The next girl steps up. Confident? Of course. It can't be that hard. She'll be fine. She actually brings things back to a bit of normalcy. But...oh, my that had to hurt. In her haste to get back up to the air pocket for a breath, she bangs her head on the ceiling of the tank. She's fine. But she does it again. She does it four or five times, and now she's getting dizzy. Now she's being more careful, leading herself with an outstretched hand, but it's too late. It's overtaking her, she knows it, and she has to grab a handle at the top to keep herself up, and reluctantly brings her fingertips back and forth across her throat. She's done. After nine minutes in the icy, narrow tank.

Five girls have tried.
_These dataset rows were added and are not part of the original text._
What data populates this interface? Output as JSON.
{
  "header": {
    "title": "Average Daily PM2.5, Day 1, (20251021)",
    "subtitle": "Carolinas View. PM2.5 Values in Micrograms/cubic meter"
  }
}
A couple made what, at first, would have seemed like really poor showings, but ended up being nothing short of impressive. Three of them encountered something immediately that threw their minds into a gripping state of fear. These were women in great physical shape.

The last girl. Joe takes a look at her. She's not in bad shape. She actually has, in a robust way, an attractive figure. Does she work out? She chuckles a little. No she doesn't. There was no question her comment was nothing but genuine. It had a little bit of being intimidated in it. But when she said that, I thought, "She's going to do it. The law of the clueless."
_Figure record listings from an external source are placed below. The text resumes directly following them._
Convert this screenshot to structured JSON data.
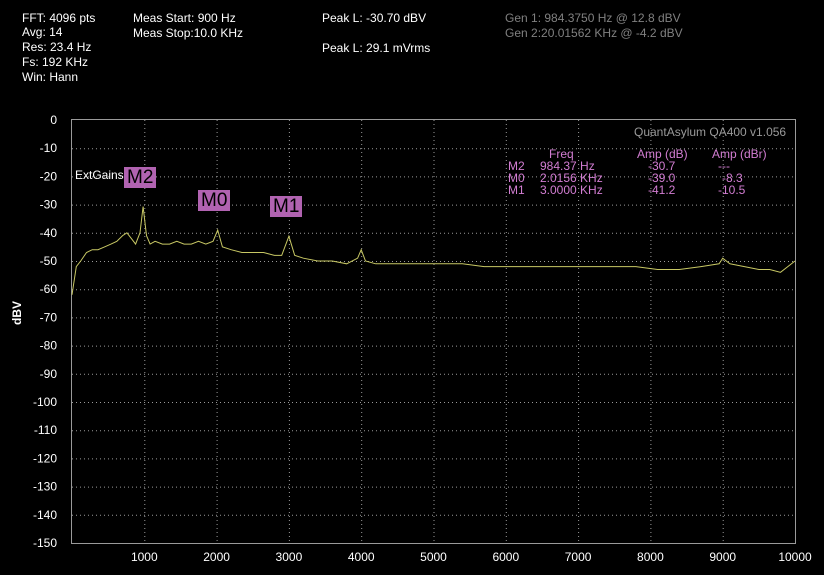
{
  "info": {
    "fft": "FFT: 4096 pts",
    "avg": "Avg: 14",
    "res": "Res: 23.4 Hz",
    "fs": "Fs: 192 KHz",
    "win": "Win: Hann",
    "meas_start": "Meas Start: 900 Hz",
    "meas_stop": "Meas Stop:10.0 KHz",
    "peak_dbv": "Peak L: -30.70 dBV",
    "peak_mv": "Peak L: 29.1 mVrms",
    "gen1": "Gen 1: 984.3750 Hz @ 12.8  dBV",
    "gen2": "Gen 2:20.01562 KHz @ -4.2  dBV"
  },
  "watermark": "QuantAsylum QA400 v1.056",
  "ext_gains": "ExtGains",
  "markers": [
    {
      "label": "M2",
      "freq": "984.37 Hz",
      "amp_db": "-30.7",
      "amp_dbr": "---",
      "x": 984.37,
      "y": -30.7
    },
    {
      "label": "M0",
      "freq": "2.0156 KHz",
      "amp_db": "-39.0",
      "amp_dbr": "-8.3",
      "x": 2015.6,
      "y": -39.0
    },
    {
      "label": "M1",
      "freq": "3.0000 KHz",
      "amp_db": "-41.2",
      "amp_dbr": "-10.5",
      "x": 3000,
      "y": -41.2
    }
  ],
  "table_headers": {
    "freq": "Freq",
    "amp_db": "Amp (dB)",
    "amp_dbr": "Amp (dBr)"
  },
  "colors": {
    "trace": "#c8c864",
    "marker_bg": "#b163b1",
    "table_text": "#d27dd2",
    "grid": "#9a9a9a"
  },
  "chart_data": {
    "type": "line",
    "xlim": [
      0,
      10000
    ],
    "ylim": [
      -150,
      0
    ],
    "xticks": [
      1000,
      2000,
      3000,
      4000,
      5000,
      6000,
      7000,
      8000,
      9000,
      10000
    ],
    "yticks": [
      0,
      -10,
      -20,
      -30,
      -40,
      -50,
      -60,
      -70,
      -80,
      -90,
      -100,
      -110,
      -120,
      -130,
      -140,
      -150
    ],
    "ylabel": "dBV",
    "grid": true,
    "series": [
      {
        "x": [
          0,
          60,
          120,
          200,
          280,
          360,
          450,
          540,
          620,
          700,
          760,
          820,
          880,
          940,
          984,
          1030,
          1080,
          1150,
          1250,
          1350,
          1450,
          1550,
          1650,
          1750,
          1850,
          1950,
          2015,
          2080,
          2200,
          2350,
          2500,
          2650,
          2800,
          2900,
          3000,
          3080,
          3200,
          3400,
          3600,
          3800,
          3950,
          4000,
          4060,
          4200,
          4500,
          4800,
          5100,
          5400,
          5700,
          6000,
          6300,
          6600,
          6900,
          7200,
          7500,
          7800,
          8100,
          8400,
          8700,
          8950,
          9000,
          9100,
          9300,
          9500,
          9650,
          9800,
          9900,
          10000
        ],
        "y": [
          -62,
          -52,
          -50,
          -47,
          -46,
          -46,
          -45,
          -44,
          -43,
          -41,
          -40,
          -42,
          -44,
          -40,
          -30.7,
          -41,
          -44,
          -43,
          -44,
          -44,
          -43,
          -44,
          -44,
          -43,
          -44,
          -43,
          -39,
          -45,
          -46,
          -47,
          -47,
          -47,
          -48,
          -48,
          -41.2,
          -48,
          -49,
          -50,
          -50,
          -51,
          -49,
          -46,
          -50,
          -51,
          -51,
          -51,
          -51,
          -51,
          -52,
          -52,
          -52,
          -52,
          -52,
          -52,
          -52,
          -52,
          -53,
          -53,
          -52,
          -51,
          -49,
          -51,
          -52,
          -53,
          -53,
          -54,
          -52,
          -50
        ]
      }
    ]
  }
}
Ladies and germs, I can't tell you how it took my breath away to see her, once the tank had submerged, dive to the bottom, turn those wheels like they were freaking motorized, and drop the bottom out of that tank in a matter of seconds! SEC-ONDS!

Oh, c'mon, Huston! I hear you screaming. I can't believe you can't see past that. It was a set up!! If that was the first Fear Factor I'd ever seen, that would have been my reaction, with eyes rolling like they've never rolled before. But I've seen enough of them to be totally convinced that that was not the case. I've never seen any Fear Factor episode, let alone a single contest play out the way this one did. Not even close.

It happens, peeps. It happens. History is rife with these very kinds of truth-is-stranger-than-fiction incidents. How many times have you seen something and known it could never go into a movie because it's too corny or too coincidental, too unbelievable; nobody would buy it. Ricky Gervais, the co-creator and star of the UK's The Office, has commented that they had to leave some true incidents out of their scripts because no one would have believed them; they'd come across as cliche or too ridiculous to accept.

That little gal did it. Not only did it, but eviscerated it, drove it into extinction, went supernova on its behind. She was the one who didn't work out, Elliot is the guy who doesn't do the screwy vocal warm-ups, the frat boys were the team just running around having fun.

To me, I don't think that's a lesson to be contrarian as a lifestyle choice, but to not let your own perceived shortcomings or external obstacles stop you from trying, from going for it -- that you don't have to be the best to get the job, to win the part, to get the girl/guy, whatever.

This Judeo-Christian God person seems to know what He's talking about.